Sono pentito. Confesso non l’invidia per chi ha ricevuto il potere di trasformare sotto i propri occhi, tra le proprie mani il pane e il vino nel corpo e nel sangue di Cristo: questa sarebbe santa invidia, un desiderio che misteriosamente anche gli atei talvolta hanno. Confesso piuttosto la calunnia, la superbia.

Non è un gioco letterario. Sono serio. Ci voleva poco a capire che non era vero. Se infatti i sacerdoti evitavano (evitano ancora mentre state leggendo?) la Messa coram populo per ragioni di preservazione dal contagio dei deboli e di chi si crede forte, essi obbedivano alle disposizioni non dello Stato ma delle diocesi, e non certo per viltà o scarsa fiducia nella potenza dei sacramenti.

Intanto, però, mentre si tenevano lontani dal popolo inteso come moltitudine, stavano attraversando con tutto se stessi, nel nascondimento, ma non da fantasmi, bensì con corpo, sangue, anima e umanità, le barriere della sicurezza, visitando le case dove il virus li aveva preceduti. E non per esporre gli altri al pericolo, ma se stessi.

Quanti ne sono morti di preti? Ce ne saranno ancora quando le chiese saranno spalancate e si potrà partecipare alle liturgie? Diciotto missionari saveriani dopo aver sfidato guerre e malattie in Africa, Asia, Amazzonia hanno lasciato spegnere la loro fiammella della vita mortale dalle dita degli angeli e di Francesco Saverio, in silenzio, senza invocare respiratori, chiamare ambulanze, nella loro casa generalizia a Parma.

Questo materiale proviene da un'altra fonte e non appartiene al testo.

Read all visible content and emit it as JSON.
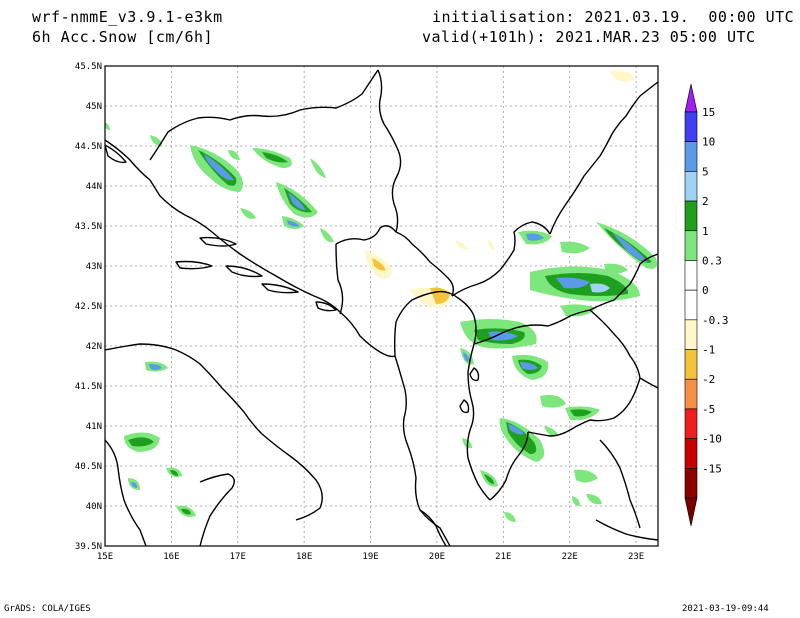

Per me hanno il volto di padre Andrea Galvan di cui facevo il chierichetto, prestato dai molokani alla parrocchia, per la Messa domenicale delle 7, meglio se d’inverno prima dell’alba, perché gli vedevo la barba brinata dalla corsa in bicicletta, tre chilometri di gelo: mi insegnò che il primo gesto del mattino fosse il segno della croce. Era convinto, ottantenne, che sarebbe riuscito a tornare dai suoi figlioli e amici in Cina. Missionario sempre, anche se impedito di andare in uscita dove il suo cuore ardeva.

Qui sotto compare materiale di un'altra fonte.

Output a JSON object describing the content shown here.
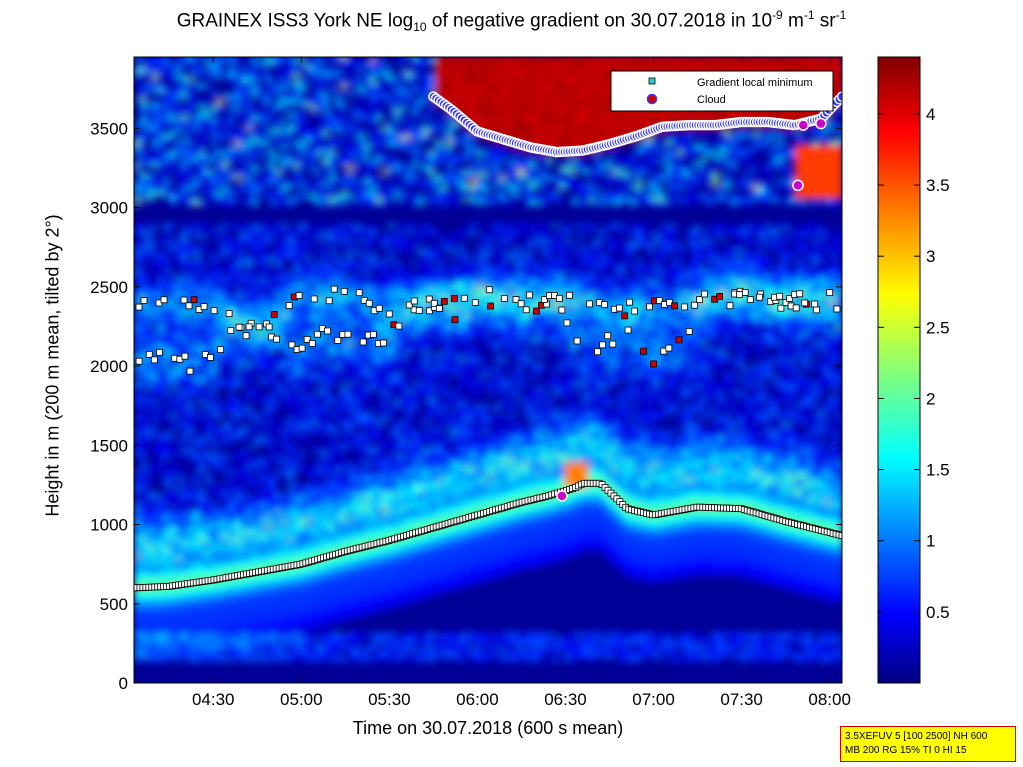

Vale oggi per i preti. Tutti? Sono come noi molokani, tante volte deboli. Mai come in questo periodo però ha preso forza la loro grazia di stato. Nella Bergamasca almeno 20 mentre scrivo, in tutta Italia più di 70. Essendo i sacerdoti (secolari e regolari) uno su novecento del milione di bergamaschi, se ci fossero stati decessi con la stessa media saremmo a 22 mila morti, e un milione e duecentomila in Italia.

Che cosa vuol dire? Che questa gente lavora. Non sa fare altro. Sta a casa sua. Ma la sua casa non è la canonica, neppure l’edificio in mura del tempio. Abita nell’ovile che è la sua comunità, spersi nel gregge. Con prudenza. Pronti a evitare ogni forma di tentazione, la peggiore delle quali è cercare il martirio, per cui si lavano, si rilavano, mettono i guanti, stanno a distanza, ma capaci di servire, lavare i piedi ai vecchi, soprattutto ai vecchi, portando i sacramenti se possono, appena possono, sfuggendo ai delatori che li vorrebbero incarcerare, sterilizzare, mummificare nelle cripte come ossa antiche e intatte.